Serotonin is a neurotransmitter, well known as the “feel good” hormone. Many things, not the least of which is stress, can influence serotonin levels. Low serotonin levels are commonly found in depression, obesity, diabetes, seasonal affective disorder as well as low estrogen states. Low serotonin levels result in low moods and contribute to carbohydrate and alcohol cravings (alcohol breaks down into sugar). The cravings are because sugar provides a temporary burst of serotonin to the brain and of course this feels wonderful. However, the feeling is short-lived. Once the brain level wears off, and it does so rapidly, the craving for more carbohydrates returns.  This is how people become stuck in the vicious cycle of carbohydrate cravings.  Understanding how the process works will help break the cycle. Avoiding blood glucose spikes is paramount to ending carbohydrate cravings as well as keeping moods on an even keel, and lowers potential for many (if not all) of the inflammatory health conditions prevalent today.

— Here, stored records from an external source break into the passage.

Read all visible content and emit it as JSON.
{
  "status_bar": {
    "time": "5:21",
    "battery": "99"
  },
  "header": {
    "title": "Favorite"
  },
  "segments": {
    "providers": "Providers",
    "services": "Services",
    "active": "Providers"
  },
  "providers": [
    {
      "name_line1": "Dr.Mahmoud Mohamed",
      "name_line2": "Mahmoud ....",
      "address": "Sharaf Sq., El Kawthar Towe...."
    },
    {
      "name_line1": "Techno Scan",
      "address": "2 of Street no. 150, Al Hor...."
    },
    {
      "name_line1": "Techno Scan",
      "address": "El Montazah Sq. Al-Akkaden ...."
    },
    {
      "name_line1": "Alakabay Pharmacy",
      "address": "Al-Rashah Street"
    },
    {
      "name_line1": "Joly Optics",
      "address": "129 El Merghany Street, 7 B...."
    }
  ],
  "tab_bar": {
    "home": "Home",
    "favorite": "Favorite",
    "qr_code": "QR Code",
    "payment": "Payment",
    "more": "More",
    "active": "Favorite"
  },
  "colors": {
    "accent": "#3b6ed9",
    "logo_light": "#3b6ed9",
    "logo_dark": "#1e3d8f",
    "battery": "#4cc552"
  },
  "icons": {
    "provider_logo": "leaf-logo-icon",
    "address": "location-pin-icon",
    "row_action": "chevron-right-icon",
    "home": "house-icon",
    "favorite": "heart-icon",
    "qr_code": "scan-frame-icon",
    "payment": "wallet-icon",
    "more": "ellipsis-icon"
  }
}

Believe in Balance – following an eating pattern that maintains hormonal balance is paramount to good health and easily done once you know the big picture and with a little practice.  Balanced hormones and balanced blood sugar keeps physiology in balance. It is much easier to improve habits and work on emotional aspects of eating once physiology is in balance. In terms of putting meals and snacks together there are just a couple more factors to consider.

Putting it All Together – Proteins, fats, and carbohydrates all digest at different rates.  This is important to keep in mind. A good way to remember is like this: proteins “walk”, fats “crawl” and carbohydrates “run”.  A carbohydrate eaten without any proteins or fats will “run” through the digestive process causing a rapid spike in blood glucose, which in turn causes a rapid spike in insulin which as you have read can lead to a host of problems – including weight gain, carb cravings, inflammatory responses, low energy and poor sleep. Need I say more?  This can be avoided by simply adding some protein and fat to the meal; and even further enhanced by adding non-starchy vegetables.  Unlike the starchy vegetables, the non-starchy vegetables are so low in carbohydrate content per typical serving size that they do not affect blood glucose much at all.  By including the proteins, fats and vegetables with the carbohydrate the entire meal digests slowly.

As the carbohydrates are delivered slowly into the digestive process they are more likely to be used for fuel rather than having to be rapidly processed and converted into fat storage.  This is analogous to putting twelve gallons of gas in a car – all the fuel cannot be used at once so it goes into storage until needed.  You want the fuel for your body to trickle in slowly so you burn it/use over the course of a few hours until your next meal.  Another benefit to balanced meals is that when digestion is slowed down, enzymes have more time to work on the food promoting better absorption.  Lastly, eating a meal that includes proteins, fats and carbohydrates is more satisfying and satiating and generally keeps hunger signals at bay for at least three to four hours, depending on the size of the meal.

Take Home Message – This eating pattern is simply a normal, healthy and balanced way of eating. It does not need a name given to it; however, you may consider it similar to a Mediterranean eating pattern, a low glycemic index eating pattern, or a low inflammatory diet.  I say, let go of all the names – play it down, we have developed an incredibly complicated, confusing and costly nutrition industry.  My bottom line – always eat real food, as whole as possible; include some proteins, fats, carbohydrates and non-starchy, colorful vegetables at each meal, and make sure portions are appropriate for your hunger level. Then, and perhaps the most important part – enjoy the meal!